Зеркало для пророка
Игорь Гулин о том, кем у Тарковского оказывается русский вне России
4 апреля исполняется 90 лет со дня рождения Андрея Тарковского. Самым актуальным его фильмом сейчас кажется «Ностальгия» — картина, с которой начинается эмигрантская карьера советского классика, одно из главных высказываний о русском человеке, потерявшемся в западном мире.
«Ностальгия» фигурирует в культурной памяти как фильм об эмиграции. Вообще-то это не совсем так. Аберрацию создает своеобразное тройничество, заложенное в структуре фильма, система отражений: три художника, три отъезда, три смерти.

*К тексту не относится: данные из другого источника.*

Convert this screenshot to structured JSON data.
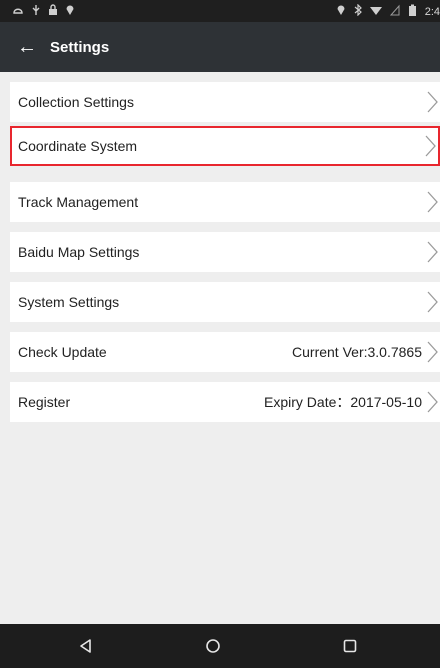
{
  "statusbar": {
    "left_icons": [
      "notification-icon",
      "usb-icon",
      "lock-icon",
      "location-pin-icon"
    ],
    "right_icons": [
      "location-icon",
      "bluetooth-icon",
      "wifi-icon",
      "signal-icon",
      "battery-icon"
    ],
    "time": "2:4"
  },
  "appbar": {
    "back_icon": "←",
    "title": "Settings"
  },
  "settings": {
    "items": [
      {
        "label": "Collection Settings",
        "value": ""
      },
      {
        "label": "Coordinate System",
        "value": ""
      },
      {
        "label": "Track Management",
        "value": ""
      },
      {
        "label": "Baidu Map Settings",
        "value": ""
      },
      {
        "label": "System Settings",
        "value": ""
      },
      {
        "label": "Check Update",
        "value": "Current Ver:3.0.7865"
      },
      {
        "label": "Register",
        "value": "Expiry Date：2017-05-10"
      }
    ],
    "highlight_color": "#e8262e"
  },
  "navbar": {
    "icons": [
      "back-triangle-icon",
      "home-circle-icon",
      "recents-square-icon"
    ]
  }
}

Главный герой картины, поэт Андрей Горчаков, путешествует по следам Павла Сосновского, талантливого крепостного музыканта XVIII века, отправленного хозяином в Италию, смертельно затосковавшего на чужбине, вернувшегося в Россию, спившегося и покончившего с собой (его прототип — композитор Максим Березовский). Сам Горчаков, также отчаянно тоскующий, умирает в Италии от сердечного приступа. Закончив «Ностальгию», Андрей Тарковский решает не возвращаться в Советский Союз. Через три года его настигает рак. «Ностальгия» смотрится как самосбывающееся пророчество — судьба, написанная самому себе, как бывает у больших художников.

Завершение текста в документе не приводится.